Mental Health
Incidents


Below are detailed descriptions of reportable adverse events, grouped by state or federal agency. Answer the question that appears beneath EACH description. When you're finished, click View Reporting Instructions to move to the next page.


Department of Mental Health

Incidents

DMH requires you to report instances of the following (often referred to as “above the line” events):

  • Medicolegal death (including suspected or confirmed suicides and homicides),
  • Attempted suicide which results in serious physical injury,
  • Sexual assault or abuse (including patient-on-patient incidents),
  • Physical assault or abuse (including patient-on-patient incidents),
  • Felony,
  • Restraint or seclusion practice not in accordance with DMH regulations which results in serious physical injury, or
  • Any incident that the person in charge (the person with day-to-day management of the program or facility) believes is sufficiently serious or complicated as to require an investigation by DMH.

Other serious events that licensed facilities/programs should report include:

  • Serious injuries to a patient requiring medical treatment in an emergency room,
  • Any incident/complaint that you are aware of that has been reported to Dept. of Children and Families (DCF), Dept. of Youth Services (DYS), or Disabled Persons Protection Commission (DPPC), whether or not it stems from an event at your facility, and
  • Any incident/complaint that in the judgment of the program director, should be communicated to the Licensing Office. Examples include (but are not limited to):
    • police being called to the unit,
    • fires and floods that require relocation,
    • outbreaks of contagious disease,
    • investigations by other state agencies such as DCF and DPPC.

Remember that in addition to the patient safety events listed above, DMH requires that you follow a formal process for handling and investigating complaints.

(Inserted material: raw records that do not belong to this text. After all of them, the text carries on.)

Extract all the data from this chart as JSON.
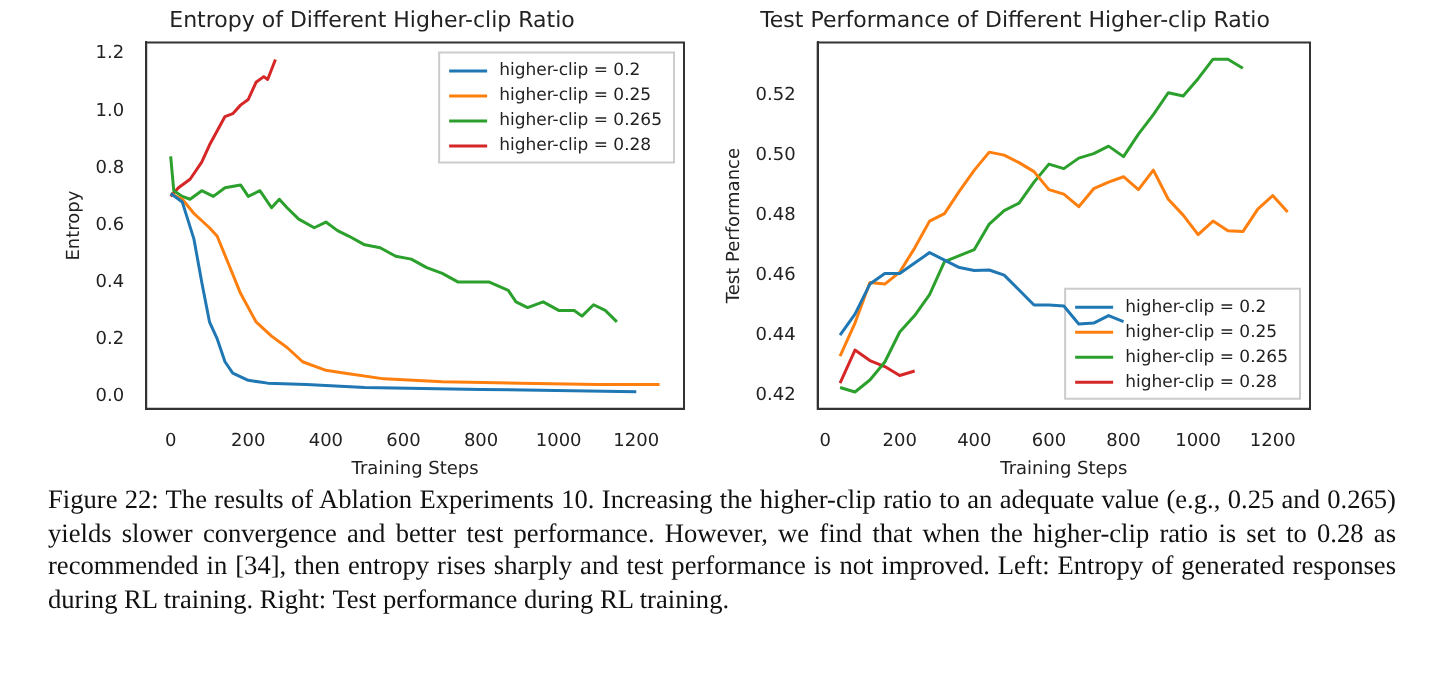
{
  "chart_data": [
    {
      "type": "line",
      "title": "Entropy of Different Higher-clip Ratio",
      "xlabel": "Training Steps",
      "ylabel": "Entropy",
      "legend": "top right",
      "grid": false,
      "marker": "none",
      "xlim": [
        -63,
        1323
      ],
      "xticks": [
        0,
        200,
        400,
        600,
        800,
        1000,
        1200
      ],
      "ylim": [
        -0.045,
        1.24
      ],
      "yticks": [
        {
          "value": 0,
          "label": "0.0"
        },
        0.2,
        0.4,
        0.6,
        0.8,
        {
          "value": 1,
          "label": "1.0"
        },
        1.2
      ],
      "series": [
        {
          "name": "higher-clip = 0.2",
          "color": "#1f77b4",
          "x": [
            0,
            30,
            60,
            80,
            100,
            120,
            140,
            160,
            200,
            250,
            350,
            500,
            800,
            1200
          ],
          "values": [
            0.71,
            0.68,
            0.55,
            0.4,
            0.26,
            0.2,
            0.12,
            0.08,
            0.055,
            0.045,
            0.04,
            0.03,
            0.023,
            0.015
          ]
        },
        {
          "name": "higher-clip = 0.25",
          "color": "#ff7f0e",
          "x": [
            0,
            30,
            60,
            100,
            120,
            150,
            180,
            220,
            260,
            300,
            340,
            400,
            450,
            550,
            700,
            900,
            1100,
            1260
          ],
          "values": [
            0.71,
            0.69,
            0.64,
            0.59,
            0.56,
            0.46,
            0.36,
            0.26,
            0.21,
            0.17,
            0.12,
            0.09,
            0.08,
            0.06,
            0.05,
            0.045,
            0.04,
            0.04
          ]
        },
        {
          "name": "higher-clip = 0.265",
          "color": "#2ca02c",
          "x": [
            0,
            8,
            30,
            50,
            80,
            110,
            140,
            180,
            200,
            230,
            260,
            280,
            300,
            330,
            370,
            400,
            430,
            460,
            500,
            540,
            580,
            620,
            660,
            700,
            740,
            780,
            820,
            870,
            890,
            920,
            960,
            1000,
            1040,
            1060,
            1090,
            1120,
            1150
          ],
          "values": [
            0.84,
            0.72,
            0.7,
            0.69,
            0.72,
            0.7,
            0.73,
            0.74,
            0.7,
            0.72,
            0.66,
            0.69,
            0.66,
            0.62,
            0.59,
            0.61,
            0.58,
            0.56,
            0.53,
            0.52,
            0.49,
            0.48,
            0.45,
            0.43,
            0.4,
            0.4,
            0.4,
            0.37,
            0.33,
            0.31,
            0.33,
            0.3,
            0.3,
            0.28,
            0.32,
            0.3,
            0.26
          ]
        },
        {
          "name": "higher-clip = 0.28",
          "color": "#d62728",
          "x": [
            0,
            20,
            50,
            80,
            100,
            120,
            140,
            160,
            180,
            200,
            220,
            240,
            250,
            270
          ],
          "values": [
            0.7,
            0.73,
            0.76,
            0.82,
            0.88,
            0.93,
            0.98,
            0.99,
            1.02,
            1.04,
            1.1,
            1.12,
            1.11,
            1.18
          ]
        }
      ],
      "annotations": [
        "Figure 22: The results of Ablation Experiments 10. Increasing the higher-clip ratio to an adequate value (e.g., 0.25 and 0.265) yields slower convergence and better test performance. However, we find that when the higher-clip ratio is set to 0.28 as recommended in [34], then entropy rises sharply and test performance is not improved. Left: Entropy of generated responses during RL training. Right: Test performance during RL training."
      ]
    },
    {
      "type": "line",
      "title": "Test Performance of Different Higher-clip Ratio",
      "xlabel": "Training Steps",
      "ylabel": "Test Performance",
      "legend": "bottom right",
      "grid": false,
      "marker": "none",
      "xlim": [
        -20,
        1300
      ],
      "xticks": [
        0,
        200,
        400,
        600,
        800,
        1000,
        1200
      ],
      "ylim": [
        0.4154,
        0.5376
      ],
      "yticks": [
        0.42,
        0.44,
        0.46,
        0.48,
        {
          "value": 0.5,
          "label": "0.50"
        },
        0.52
      ],
      "x": [
        40,
        80,
        120,
        160,
        200,
        240,
        280,
        320,
        360,
        400,
        440,
        480,
        520,
        560,
        600,
        640,
        680,
        720,
        760,
        800,
        840,
        880,
        920,
        960,
        1000,
        1040,
        1080,
        1120,
        1160,
        1200,
        1240
      ],
      "series": [
        {
          "name": "higher-clip = 0.2",
          "color": "#1f77b4",
          "values": [
            0.44,
            0.447,
            0.457,
            0.4605,
            0.4605,
            0.464,
            0.4675,
            0.465,
            0.4625,
            0.4615,
            0.4617,
            0.46,
            0.455,
            0.45,
            0.45,
            0.4497,
            0.4437,
            0.444,
            0.4465,
            0.4445,
            null,
            null,
            null,
            null,
            null,
            null,
            null,
            null,
            null,
            null,
            null
          ]
        },
        {
          "name": "higher-clip = 0.25",
          "color": "#ff7f0e",
          "values": [
            0.433,
            0.444,
            0.4575,
            0.457,
            0.461,
            0.469,
            0.478,
            0.4805,
            0.488,
            0.495,
            0.501,
            0.5,
            0.4975,
            0.4945,
            0.4885,
            0.487,
            0.4828,
            0.4888,
            0.491,
            0.4928,
            0.4885,
            0.495,
            0.4853,
            0.48,
            0.4735,
            0.478,
            0.4748,
            0.4745,
            0.482,
            0.4865,
            0.481
          ]
        },
        {
          "name": "higher-clip = 0.265",
          "color": "#2ca02c",
          "values": [
            0.4225,
            0.421,
            0.425,
            0.431,
            0.441,
            0.4465,
            0.4535,
            0.4645,
            0.4665,
            0.4685,
            0.477,
            0.4815,
            0.484,
            0.491,
            0.497,
            0.4955,
            0.499,
            0.5005,
            0.503,
            0.4995,
            0.507,
            0.5135,
            0.5208,
            0.5197,
            0.5255,
            0.532,
            0.532,
            0.529,
            null,
            null,
            null
          ]
        },
        {
          "name": "higher-clip = 0.28",
          "color": "#d62728",
          "values": [
            0.424,
            0.435,
            0.4315,
            0.4295,
            0.4265,
            0.428,
            null,
            null,
            null,
            null,
            null,
            null,
            null,
            null,
            null,
            null,
            null,
            null,
            null,
            null,
            null,
            null,
            null,
            null,
            null,
            null,
            null,
            null,
            null,
            null,
            null
          ]
        }
      ]
    }
  ]
}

That process should be familiar and adhered to by facilities and programs.

Note also that DMH-operated hospitals, community mental health centers with inpatient units, and psychiatric units within public health hospitals; DMH-contracted inpatient units for adults, children or adolescents, and DMH-licensed intensive residential treatment programs for adolescents should be familiar with a number of more specific requirements related to critical incident reporting contained in Commissioner's Directive #23.